Spatenstich für ViscoTec Neubau

Großzügige Erweiterung von Büro- und Lagerflächen

Beim Spatenstich am 05. Juli (von links nach rechts): Walter Niller, Franz Kamhuber, Martin Stadler, Georg Senftl, Verena Wehrfritz, Miriam Biber, Dr. Tobias Windhorst, Otto Leibenger, Sigmund Straßer, Hermann Straßer

Beim Spatenstich am 05. Juli (von links nach rechts): Walter Niller, Franz Kamhuber, Martin Stadler, Georg Senftl, Verena Wehrfritz, Miriam Biber, Dr. Tobias Windhorst, Otto Leibenger, Sigmund Straßer, Hermann Straßer

Erst im September 2017 wurde das CIC (Customer & Innovation Center) von ViscoTec eingeweiht. Und schon jetzt platzt der Dosiertechnikhersteller in Töging wieder aus allen Nähten. Deshalb fand am 05. Juli der Spatenstich für einen weiteren Neubau statt, der bis Ende 2022 fertig gestellt werden soll. Das neu geplante Gebäude übertrifft alle bisherigen Erweiterungen.

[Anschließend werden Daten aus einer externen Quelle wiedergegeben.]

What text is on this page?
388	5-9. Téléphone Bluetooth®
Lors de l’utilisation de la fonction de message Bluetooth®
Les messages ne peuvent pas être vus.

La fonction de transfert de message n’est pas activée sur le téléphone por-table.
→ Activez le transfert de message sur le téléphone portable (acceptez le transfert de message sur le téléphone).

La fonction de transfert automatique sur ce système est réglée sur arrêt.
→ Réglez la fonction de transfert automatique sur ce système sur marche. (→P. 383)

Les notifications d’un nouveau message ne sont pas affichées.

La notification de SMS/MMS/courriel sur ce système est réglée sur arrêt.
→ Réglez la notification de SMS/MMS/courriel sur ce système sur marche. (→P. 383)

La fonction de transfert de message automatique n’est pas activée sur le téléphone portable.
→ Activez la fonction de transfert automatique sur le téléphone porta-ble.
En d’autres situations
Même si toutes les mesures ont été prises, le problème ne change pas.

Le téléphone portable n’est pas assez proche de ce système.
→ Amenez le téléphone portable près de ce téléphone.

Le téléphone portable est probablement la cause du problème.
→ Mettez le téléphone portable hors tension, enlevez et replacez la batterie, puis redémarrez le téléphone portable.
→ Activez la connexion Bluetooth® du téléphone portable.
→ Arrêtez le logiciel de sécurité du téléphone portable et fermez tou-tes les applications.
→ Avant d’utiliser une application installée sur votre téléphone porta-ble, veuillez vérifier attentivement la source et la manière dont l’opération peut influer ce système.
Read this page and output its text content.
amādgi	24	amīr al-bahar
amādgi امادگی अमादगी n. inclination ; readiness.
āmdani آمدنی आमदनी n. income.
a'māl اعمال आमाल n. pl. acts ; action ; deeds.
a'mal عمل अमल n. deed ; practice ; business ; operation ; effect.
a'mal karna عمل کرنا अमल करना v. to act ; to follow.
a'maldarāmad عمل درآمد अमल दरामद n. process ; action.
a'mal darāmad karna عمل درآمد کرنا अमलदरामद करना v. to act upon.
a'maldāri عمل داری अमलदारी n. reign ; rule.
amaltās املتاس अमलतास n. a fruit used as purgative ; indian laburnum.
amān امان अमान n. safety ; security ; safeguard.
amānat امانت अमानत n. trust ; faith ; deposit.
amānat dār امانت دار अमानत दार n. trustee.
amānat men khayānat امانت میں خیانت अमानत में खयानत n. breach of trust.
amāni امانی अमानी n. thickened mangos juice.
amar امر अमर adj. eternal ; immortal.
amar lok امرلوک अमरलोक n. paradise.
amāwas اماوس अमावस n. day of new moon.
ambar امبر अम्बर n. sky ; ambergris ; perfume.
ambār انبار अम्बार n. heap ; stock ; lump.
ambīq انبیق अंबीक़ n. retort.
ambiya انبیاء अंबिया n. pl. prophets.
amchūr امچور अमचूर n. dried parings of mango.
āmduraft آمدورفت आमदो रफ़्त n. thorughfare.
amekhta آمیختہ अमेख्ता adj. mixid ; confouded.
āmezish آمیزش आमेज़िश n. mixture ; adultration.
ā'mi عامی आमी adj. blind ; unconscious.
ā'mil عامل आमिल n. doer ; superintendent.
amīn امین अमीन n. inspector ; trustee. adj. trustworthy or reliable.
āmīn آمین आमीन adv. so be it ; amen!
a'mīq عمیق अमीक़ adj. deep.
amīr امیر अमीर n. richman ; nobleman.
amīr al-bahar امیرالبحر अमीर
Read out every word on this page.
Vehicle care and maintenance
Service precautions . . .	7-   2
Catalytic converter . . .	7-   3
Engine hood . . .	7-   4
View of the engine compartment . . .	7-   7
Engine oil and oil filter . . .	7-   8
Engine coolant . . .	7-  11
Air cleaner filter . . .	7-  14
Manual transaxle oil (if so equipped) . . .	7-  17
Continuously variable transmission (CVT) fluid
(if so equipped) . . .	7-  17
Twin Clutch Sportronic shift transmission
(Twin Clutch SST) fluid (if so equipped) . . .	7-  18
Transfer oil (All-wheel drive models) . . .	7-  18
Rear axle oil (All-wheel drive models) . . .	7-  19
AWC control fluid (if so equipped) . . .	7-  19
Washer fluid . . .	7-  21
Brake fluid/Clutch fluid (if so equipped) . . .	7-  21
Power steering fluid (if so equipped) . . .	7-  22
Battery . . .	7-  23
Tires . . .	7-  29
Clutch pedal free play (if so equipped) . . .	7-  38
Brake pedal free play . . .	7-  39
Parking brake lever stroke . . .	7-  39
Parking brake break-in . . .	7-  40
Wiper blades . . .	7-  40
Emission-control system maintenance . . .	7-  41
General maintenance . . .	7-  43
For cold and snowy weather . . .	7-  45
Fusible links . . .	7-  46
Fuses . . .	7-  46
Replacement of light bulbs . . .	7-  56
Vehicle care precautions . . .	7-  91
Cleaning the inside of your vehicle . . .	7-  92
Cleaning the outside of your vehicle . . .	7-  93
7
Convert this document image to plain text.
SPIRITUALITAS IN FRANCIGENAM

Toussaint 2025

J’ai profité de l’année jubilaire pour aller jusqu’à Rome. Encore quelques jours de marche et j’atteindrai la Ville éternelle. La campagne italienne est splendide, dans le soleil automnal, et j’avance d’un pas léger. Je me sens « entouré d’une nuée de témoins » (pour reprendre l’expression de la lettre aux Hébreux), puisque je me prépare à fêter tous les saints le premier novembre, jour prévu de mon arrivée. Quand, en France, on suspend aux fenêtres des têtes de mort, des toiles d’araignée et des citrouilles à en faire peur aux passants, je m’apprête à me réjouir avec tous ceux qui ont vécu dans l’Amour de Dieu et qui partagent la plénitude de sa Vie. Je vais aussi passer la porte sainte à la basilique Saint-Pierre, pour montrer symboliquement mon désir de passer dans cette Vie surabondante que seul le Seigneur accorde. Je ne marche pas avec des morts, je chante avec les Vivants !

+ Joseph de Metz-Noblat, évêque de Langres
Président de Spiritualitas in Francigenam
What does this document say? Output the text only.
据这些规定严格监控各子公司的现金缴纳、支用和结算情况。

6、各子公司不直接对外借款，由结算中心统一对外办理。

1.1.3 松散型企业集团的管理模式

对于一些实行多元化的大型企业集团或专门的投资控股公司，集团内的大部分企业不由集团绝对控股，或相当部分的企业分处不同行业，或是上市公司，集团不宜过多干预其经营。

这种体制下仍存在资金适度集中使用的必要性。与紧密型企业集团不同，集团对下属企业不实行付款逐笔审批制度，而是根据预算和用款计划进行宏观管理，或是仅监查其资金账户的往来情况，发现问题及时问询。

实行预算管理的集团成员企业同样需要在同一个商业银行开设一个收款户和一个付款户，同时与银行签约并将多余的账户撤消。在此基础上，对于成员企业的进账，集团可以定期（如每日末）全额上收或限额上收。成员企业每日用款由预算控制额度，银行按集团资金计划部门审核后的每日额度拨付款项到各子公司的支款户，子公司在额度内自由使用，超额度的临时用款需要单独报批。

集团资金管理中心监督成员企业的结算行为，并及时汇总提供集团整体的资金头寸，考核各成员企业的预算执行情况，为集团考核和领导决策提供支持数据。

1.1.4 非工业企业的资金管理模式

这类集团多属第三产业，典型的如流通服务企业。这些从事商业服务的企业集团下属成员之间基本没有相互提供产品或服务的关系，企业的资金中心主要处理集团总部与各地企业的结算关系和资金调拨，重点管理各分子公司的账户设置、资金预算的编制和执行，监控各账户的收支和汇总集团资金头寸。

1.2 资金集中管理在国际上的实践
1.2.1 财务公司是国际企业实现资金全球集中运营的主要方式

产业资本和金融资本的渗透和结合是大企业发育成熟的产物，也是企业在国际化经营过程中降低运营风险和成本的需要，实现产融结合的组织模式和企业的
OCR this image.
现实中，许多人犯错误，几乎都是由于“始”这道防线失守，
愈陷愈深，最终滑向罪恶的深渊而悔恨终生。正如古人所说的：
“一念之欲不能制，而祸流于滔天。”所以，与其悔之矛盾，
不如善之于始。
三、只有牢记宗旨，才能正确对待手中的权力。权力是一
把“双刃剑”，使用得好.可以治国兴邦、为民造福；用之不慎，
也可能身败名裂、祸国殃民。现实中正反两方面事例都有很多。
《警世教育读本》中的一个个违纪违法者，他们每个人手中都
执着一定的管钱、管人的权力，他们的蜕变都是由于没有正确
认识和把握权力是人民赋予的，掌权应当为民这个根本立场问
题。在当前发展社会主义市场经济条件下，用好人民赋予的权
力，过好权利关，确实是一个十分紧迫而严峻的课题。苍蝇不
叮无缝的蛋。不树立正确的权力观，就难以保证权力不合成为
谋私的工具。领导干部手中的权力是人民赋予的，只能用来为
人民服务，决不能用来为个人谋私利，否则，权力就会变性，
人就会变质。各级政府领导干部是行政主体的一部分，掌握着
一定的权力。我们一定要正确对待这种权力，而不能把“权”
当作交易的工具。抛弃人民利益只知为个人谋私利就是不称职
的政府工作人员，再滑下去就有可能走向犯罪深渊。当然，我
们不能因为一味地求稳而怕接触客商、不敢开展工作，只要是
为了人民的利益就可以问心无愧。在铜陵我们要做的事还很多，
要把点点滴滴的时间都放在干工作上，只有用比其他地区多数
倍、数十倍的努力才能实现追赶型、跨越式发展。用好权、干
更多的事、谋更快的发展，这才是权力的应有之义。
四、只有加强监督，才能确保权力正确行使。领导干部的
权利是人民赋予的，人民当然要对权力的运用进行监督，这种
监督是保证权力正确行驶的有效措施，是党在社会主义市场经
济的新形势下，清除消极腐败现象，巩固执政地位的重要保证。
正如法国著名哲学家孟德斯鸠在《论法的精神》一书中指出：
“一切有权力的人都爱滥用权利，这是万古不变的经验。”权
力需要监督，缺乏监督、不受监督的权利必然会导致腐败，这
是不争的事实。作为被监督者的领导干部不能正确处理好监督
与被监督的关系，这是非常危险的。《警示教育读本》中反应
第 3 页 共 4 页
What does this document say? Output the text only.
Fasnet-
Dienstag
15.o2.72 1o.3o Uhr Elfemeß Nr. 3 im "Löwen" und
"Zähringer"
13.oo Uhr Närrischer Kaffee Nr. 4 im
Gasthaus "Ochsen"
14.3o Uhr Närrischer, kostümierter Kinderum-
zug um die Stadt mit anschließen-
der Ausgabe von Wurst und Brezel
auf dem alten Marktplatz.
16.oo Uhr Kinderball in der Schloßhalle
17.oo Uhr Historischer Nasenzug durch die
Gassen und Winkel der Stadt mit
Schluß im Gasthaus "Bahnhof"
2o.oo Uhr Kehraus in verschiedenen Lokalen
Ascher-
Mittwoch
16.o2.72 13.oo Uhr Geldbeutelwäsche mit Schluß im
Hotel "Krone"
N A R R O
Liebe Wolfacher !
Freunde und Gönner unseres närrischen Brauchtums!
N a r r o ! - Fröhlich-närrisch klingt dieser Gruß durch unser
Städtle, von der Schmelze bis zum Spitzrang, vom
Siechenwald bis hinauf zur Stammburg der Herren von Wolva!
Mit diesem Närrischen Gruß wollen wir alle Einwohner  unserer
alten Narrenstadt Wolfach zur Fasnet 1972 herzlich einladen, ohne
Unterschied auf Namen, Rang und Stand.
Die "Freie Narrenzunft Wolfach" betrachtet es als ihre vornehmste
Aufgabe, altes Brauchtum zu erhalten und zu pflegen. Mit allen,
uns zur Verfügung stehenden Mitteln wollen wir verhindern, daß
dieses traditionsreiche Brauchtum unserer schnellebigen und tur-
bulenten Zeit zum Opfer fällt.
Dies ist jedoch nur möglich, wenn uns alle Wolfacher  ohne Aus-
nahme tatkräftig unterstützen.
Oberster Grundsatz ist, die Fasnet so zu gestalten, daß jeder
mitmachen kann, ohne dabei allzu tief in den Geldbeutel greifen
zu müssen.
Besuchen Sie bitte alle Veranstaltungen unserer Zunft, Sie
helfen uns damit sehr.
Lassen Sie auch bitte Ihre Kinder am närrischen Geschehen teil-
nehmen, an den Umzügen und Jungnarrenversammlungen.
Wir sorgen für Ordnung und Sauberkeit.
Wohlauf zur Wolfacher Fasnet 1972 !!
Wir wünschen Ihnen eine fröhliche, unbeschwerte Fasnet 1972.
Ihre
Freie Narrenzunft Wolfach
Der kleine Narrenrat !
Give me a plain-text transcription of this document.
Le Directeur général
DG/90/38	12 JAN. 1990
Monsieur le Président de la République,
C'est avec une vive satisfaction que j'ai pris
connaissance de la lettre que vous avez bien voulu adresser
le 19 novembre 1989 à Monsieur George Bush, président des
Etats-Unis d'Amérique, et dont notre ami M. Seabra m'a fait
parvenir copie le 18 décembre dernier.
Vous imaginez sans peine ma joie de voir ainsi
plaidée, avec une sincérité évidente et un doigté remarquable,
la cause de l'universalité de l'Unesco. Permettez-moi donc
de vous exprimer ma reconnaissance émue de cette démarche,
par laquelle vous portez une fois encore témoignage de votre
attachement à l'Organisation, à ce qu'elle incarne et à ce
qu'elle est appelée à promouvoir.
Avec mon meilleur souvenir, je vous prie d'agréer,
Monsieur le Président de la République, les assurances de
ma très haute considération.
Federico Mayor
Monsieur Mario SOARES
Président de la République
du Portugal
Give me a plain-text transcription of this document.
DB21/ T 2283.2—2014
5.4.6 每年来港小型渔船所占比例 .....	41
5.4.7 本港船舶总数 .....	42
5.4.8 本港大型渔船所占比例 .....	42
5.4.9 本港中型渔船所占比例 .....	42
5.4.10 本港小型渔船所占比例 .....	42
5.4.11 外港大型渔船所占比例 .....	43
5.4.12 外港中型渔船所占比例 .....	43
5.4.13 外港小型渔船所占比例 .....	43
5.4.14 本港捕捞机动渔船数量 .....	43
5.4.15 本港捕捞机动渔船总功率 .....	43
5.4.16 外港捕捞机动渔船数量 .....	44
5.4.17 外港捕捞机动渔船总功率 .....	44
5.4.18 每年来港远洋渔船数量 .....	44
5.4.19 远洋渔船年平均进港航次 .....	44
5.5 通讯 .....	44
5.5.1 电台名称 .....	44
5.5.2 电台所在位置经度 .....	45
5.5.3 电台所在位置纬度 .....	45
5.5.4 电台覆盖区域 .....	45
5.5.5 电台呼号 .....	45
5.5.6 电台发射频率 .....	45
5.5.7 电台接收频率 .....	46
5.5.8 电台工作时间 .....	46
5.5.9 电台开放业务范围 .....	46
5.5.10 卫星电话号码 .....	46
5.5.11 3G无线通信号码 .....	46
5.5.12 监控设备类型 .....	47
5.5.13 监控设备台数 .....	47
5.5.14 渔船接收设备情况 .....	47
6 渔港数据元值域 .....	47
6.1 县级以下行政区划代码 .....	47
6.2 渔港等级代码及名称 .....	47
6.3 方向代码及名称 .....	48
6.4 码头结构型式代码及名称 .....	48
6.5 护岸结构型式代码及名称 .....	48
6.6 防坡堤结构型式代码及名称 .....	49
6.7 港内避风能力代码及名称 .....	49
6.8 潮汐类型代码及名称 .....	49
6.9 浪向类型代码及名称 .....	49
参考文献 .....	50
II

„Das Umfeld wird einfach zu eng und die Büroflächen gehen uns aus“ so Martin Stadler, technischer Geschäftsführer bei ViscoTec. Der Neubau wird direkt hinter dem CIC errichtet. In dem dreistöckigen Gebäude werden Büros, die Endfertigung sowie Lager und Versand Platz finden. Zusätzlich bieten großzügige Wachstumsflächen Raum zur weiteren Vergrößerung und Umsatzsteigerung für die Zukunft.

Franz Kamhuber, der neue kaufmännische Geschäftsführer von ViscoTec und Nachfolger von Georg Senftl über die große Investition: „Seit der Firmengründung 1997 bis zum Ende des vergangenen Jahres haben wir über 100.000 Dosierpumpen und Dispenser hergestellt. ViscoTec geht mit diesen Maßnahmen einen wichtigen Schritt, eine noch höhere Komplexität in der Fertigung zu ermöglichen. Mit dem Neubau schaffen wir eine stabile Fertigung bei hoher Auslastung. Zudem optimieren wir unsere internen Abläufe stark.“

Ein großes Ziel bei der Planung durch das Bauteam um den Hauptverantwortlichen Walter Niller waren effiziente Warenströme. Im vorderen Teil soll die komplette Technik mit Entwicklung, Konstruktion, AV und den Leitungen Betrieb, Fertigung und Montage unterkommen. Der hintere Bereich wird zur Fertigungshalle und bietet viel Platz für die Montage der Dosiersysteme, die weltweit verschickt werden. In der hinteren Hälfte – über die gesamte Länge des Neubaus – erstreckt sich in Zukunft das Lager. Dieser Bereich wird deutlich erweitert und erhält einen vom Wareneingang getrennten Warenausgang.

Rendering des Neubaus – Ansicht aus Richtung der A94. Zu sehen ist das neue Lager mit dem Warenausgang auf der linken Seite und der Rundweg für die LKWs.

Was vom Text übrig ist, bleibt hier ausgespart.